We recognise that there is legitimate interest from shareholders, investors and other users in these topics, and the DP is a useful starting point for these discussions. Our detailed answers to the questions in the DP are included below. However we would like to make the following specific remarks.

  • We believe that additional disclosures on the objectives, targets and subsequent performance of business combinations are best addressed at a global regulatory level. We do not believe that such disclosures, in as far as they talk about governance and value-for-money considerations, belong in financial statements; and we question whether an accounting standards setter is the right body to be legislating on this. A useful analogy here is Executive Remuneration disclosures, where IAS 19 takes a relatively broad and high-level approach, and specific detailed requirements are left to the respective regulatory authorities.

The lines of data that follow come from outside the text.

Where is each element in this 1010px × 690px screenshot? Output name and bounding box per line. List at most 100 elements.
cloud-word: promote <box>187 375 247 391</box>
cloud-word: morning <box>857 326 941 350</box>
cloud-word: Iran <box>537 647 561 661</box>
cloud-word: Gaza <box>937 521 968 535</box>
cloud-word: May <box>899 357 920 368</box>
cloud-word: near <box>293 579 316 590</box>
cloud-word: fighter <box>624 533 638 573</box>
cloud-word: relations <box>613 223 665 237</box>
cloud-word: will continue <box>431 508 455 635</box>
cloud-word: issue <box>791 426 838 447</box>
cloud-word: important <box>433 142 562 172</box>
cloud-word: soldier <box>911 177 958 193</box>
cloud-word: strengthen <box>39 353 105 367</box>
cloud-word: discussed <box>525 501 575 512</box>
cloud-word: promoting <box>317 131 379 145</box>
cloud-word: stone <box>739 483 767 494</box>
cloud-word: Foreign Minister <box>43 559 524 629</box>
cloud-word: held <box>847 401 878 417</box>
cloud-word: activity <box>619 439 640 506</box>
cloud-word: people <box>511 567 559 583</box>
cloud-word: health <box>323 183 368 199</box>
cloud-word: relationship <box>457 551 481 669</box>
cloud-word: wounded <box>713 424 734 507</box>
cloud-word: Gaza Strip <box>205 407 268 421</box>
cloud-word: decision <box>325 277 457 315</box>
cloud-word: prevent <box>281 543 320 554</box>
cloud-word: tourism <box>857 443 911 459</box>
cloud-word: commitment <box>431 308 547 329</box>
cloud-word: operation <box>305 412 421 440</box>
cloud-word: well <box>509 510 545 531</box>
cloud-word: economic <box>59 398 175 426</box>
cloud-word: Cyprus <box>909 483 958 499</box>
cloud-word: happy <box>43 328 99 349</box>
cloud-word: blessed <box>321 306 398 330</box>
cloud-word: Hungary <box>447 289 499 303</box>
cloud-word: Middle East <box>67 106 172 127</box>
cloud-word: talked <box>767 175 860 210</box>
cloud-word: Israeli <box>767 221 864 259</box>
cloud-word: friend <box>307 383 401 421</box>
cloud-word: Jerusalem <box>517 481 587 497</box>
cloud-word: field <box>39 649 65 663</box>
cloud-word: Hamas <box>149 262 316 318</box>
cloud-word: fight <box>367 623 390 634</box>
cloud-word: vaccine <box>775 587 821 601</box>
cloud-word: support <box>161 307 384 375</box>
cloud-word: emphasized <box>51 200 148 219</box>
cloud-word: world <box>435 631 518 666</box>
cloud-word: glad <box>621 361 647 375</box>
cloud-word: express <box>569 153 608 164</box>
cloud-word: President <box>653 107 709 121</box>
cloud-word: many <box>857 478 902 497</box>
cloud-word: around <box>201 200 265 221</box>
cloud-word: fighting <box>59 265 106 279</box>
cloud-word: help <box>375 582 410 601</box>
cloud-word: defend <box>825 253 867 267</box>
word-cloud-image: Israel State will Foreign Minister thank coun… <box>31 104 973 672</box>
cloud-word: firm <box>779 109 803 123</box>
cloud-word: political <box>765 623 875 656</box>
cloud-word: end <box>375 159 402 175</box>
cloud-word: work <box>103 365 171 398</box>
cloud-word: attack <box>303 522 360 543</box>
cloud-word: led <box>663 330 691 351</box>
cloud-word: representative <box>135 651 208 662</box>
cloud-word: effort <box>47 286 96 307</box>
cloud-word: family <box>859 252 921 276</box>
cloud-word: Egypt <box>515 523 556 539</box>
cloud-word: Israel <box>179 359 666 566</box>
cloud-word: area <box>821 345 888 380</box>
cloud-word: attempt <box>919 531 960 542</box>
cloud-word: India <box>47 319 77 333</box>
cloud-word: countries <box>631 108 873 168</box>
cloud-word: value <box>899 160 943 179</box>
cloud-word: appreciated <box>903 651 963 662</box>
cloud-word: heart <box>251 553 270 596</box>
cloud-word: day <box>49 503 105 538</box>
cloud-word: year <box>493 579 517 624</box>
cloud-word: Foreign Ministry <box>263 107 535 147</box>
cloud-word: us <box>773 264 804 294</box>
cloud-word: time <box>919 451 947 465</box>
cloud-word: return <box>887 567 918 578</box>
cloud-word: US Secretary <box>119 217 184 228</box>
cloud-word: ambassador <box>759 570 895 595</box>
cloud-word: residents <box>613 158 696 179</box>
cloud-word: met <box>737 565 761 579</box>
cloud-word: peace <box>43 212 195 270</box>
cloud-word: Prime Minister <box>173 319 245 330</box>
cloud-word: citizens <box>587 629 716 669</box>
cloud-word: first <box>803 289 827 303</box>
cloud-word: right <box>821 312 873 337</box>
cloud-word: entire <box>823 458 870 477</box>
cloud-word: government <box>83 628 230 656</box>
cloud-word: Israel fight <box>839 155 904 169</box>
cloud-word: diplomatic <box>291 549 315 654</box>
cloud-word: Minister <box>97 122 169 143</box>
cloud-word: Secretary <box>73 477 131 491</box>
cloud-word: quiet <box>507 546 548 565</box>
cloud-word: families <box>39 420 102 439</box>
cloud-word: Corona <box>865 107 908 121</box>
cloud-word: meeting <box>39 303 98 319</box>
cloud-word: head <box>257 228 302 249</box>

  • Having a global regulatory approach would ensure a level playing field, especially between IFRS preparers and their competitors who may be using US, Chinese or other accounting standards. To impose these at an IFRS level only would create a competitive disadvantage.

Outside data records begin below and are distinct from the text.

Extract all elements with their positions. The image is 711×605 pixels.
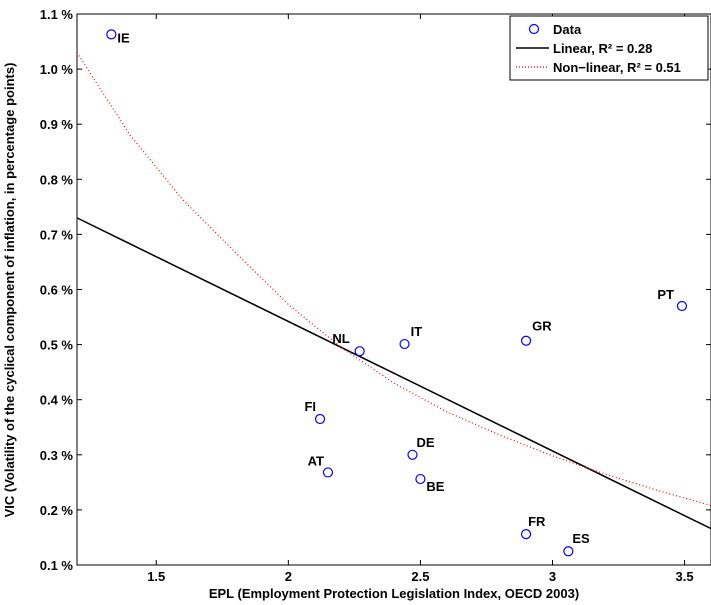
- x-tick-label: 3.5: [676, 569, 694, 584]
- data-point-at: [322, 467, 334, 478]
- x-tick-label: 2.5: [411, 569, 429, 584]
- data-point-gr: [520, 335, 532, 346]
- legend-label-nonlinear: Non−linear, R² = 0.51: [553, 60, 681, 75]
- point-label-de: DE: [416, 435, 434, 450]
- point-label-nl: NL: [332, 331, 349, 346]
- linear-fit-line: [76, 217, 711, 530]
- y-tick-label: 1.1 %: [40, 7, 74, 22]
- fit-curves: [76, 52, 711, 530]
- point-label-fr: FR: [528, 514, 546, 529]
- y-axis-title: VIC (Volatility of the cyclical componen…: [2, 63, 17, 518]
- point-label-es: ES: [572, 531, 590, 546]
- data-point-fr: [520, 529, 532, 540]
- y-tick-label: 0.4 %: [40, 393, 74, 408]
- x-axis-ticks: 1.5 2 2.5 3 3.5: [147, 14, 694, 584]
- data-point-nl: [354, 346, 365, 357]
- y-tick-label: 0.2 %: [40, 503, 74, 518]
- y-tick-label: 0.7 %: [40, 227, 74, 242]
- point-label-fi: FI: [304, 399, 316, 414]
- y-tick-label: 0.9 %: [40, 117, 74, 132]
- y-tick-label: 1.0 %: [40, 62, 74, 77]
- legend-marker-data: [528, 23, 540, 35]
- data-point-es: [563, 546, 574, 557]
- plot-area: [76, 13, 711, 566]
- data-point-fi: [314, 413, 326, 425]
- y-tick-label: 0.5 %: [40, 338, 74, 353]
- x-axis-title: EPL (Employment Protection Legislation I…: [209, 586, 579, 601]
- point-label-ie: IE: [117, 30, 130, 45]
- y-tick-label: 0.3 %: [40, 448, 74, 463]
- point-label-gr: GR: [532, 319, 552, 334]
- x-tick-label: 3: [549, 569, 556, 584]
- point-label-be: BE: [426, 479, 444, 494]
- legend-label-linear: Linear, R² = 0.28: [553, 41, 652, 56]
- y-axis-ticks: 0.1 % 0.2 % 0.3 % 0.4 % 0.5 % 0.6 % 0.7 % 0.8 %…: [40, 7, 711, 573]
- data-point-it: [399, 338, 410, 350]
- legend-label-data: Data: [553, 22, 582, 37]
- data-point-pt: [676, 300, 688, 312]
- y-tick-label: 0.1 %: [40, 558, 74, 573]
- point-label-at: AT: [308, 453, 324, 468]
- data-points: IE NL IT GR PT FI AT DE BE FR ES: [106, 29, 688, 557]
- nonlinear-fit-curve: [76, 52, 711, 507]
- x-tick-label: 2: [285, 569, 292, 584]
- x-tick-label: 1.5: [147, 569, 165, 584]
- point-label-pt: PT: [657, 287, 674, 302]
- data-point-be: [415, 473, 426, 485]
- legend: Data Linear, R² = 0.28 Non−linear, R² = …: [509, 15, 709, 81]
- point-label-it: IT: [411, 324, 423, 339]
- data-point-de: [407, 449, 418, 460]
- y-tick-label: 0.6 %: [40, 283, 74, 298]
- y-tick-label: 0.8 %: [40, 172, 74, 187]
- data-point-ie: [106, 29, 117, 40]
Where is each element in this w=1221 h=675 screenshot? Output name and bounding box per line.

  • We further believe that such disclosures, if needed, should be placed in the Management Discussion and Analysis and not in the Financial Statements.
  • Such disclosures should only apply to public companies, and not to private companies and subsidiaries (in a similar manner to the application of IAS 33).

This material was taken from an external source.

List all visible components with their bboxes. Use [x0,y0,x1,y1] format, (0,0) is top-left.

  • Finally such disclosure requirements are an example of the kind of changes in IFRS that, in recent years, have led some small and medium-sized companies in Switzerland dropping IFRS in favour of the local Swiss-GAAP-FER standards. We believe this should be of concern to the IASB, as this may be illustrative of other jurisdictions where IFRS is not the only permitted financial accounting regime.

The minor improvements proposed in the goodwill impairment testing are welcome, but we would encourage the IASB not to invest too much time and energy trying to fix this in isolation. A comprehensive project to revisit the accounting and reporting of intangible assets in total is well overdue, to include goodwill and also internally generated intangibles; and we hope and support that the IASB can take this up at earliest opportunity.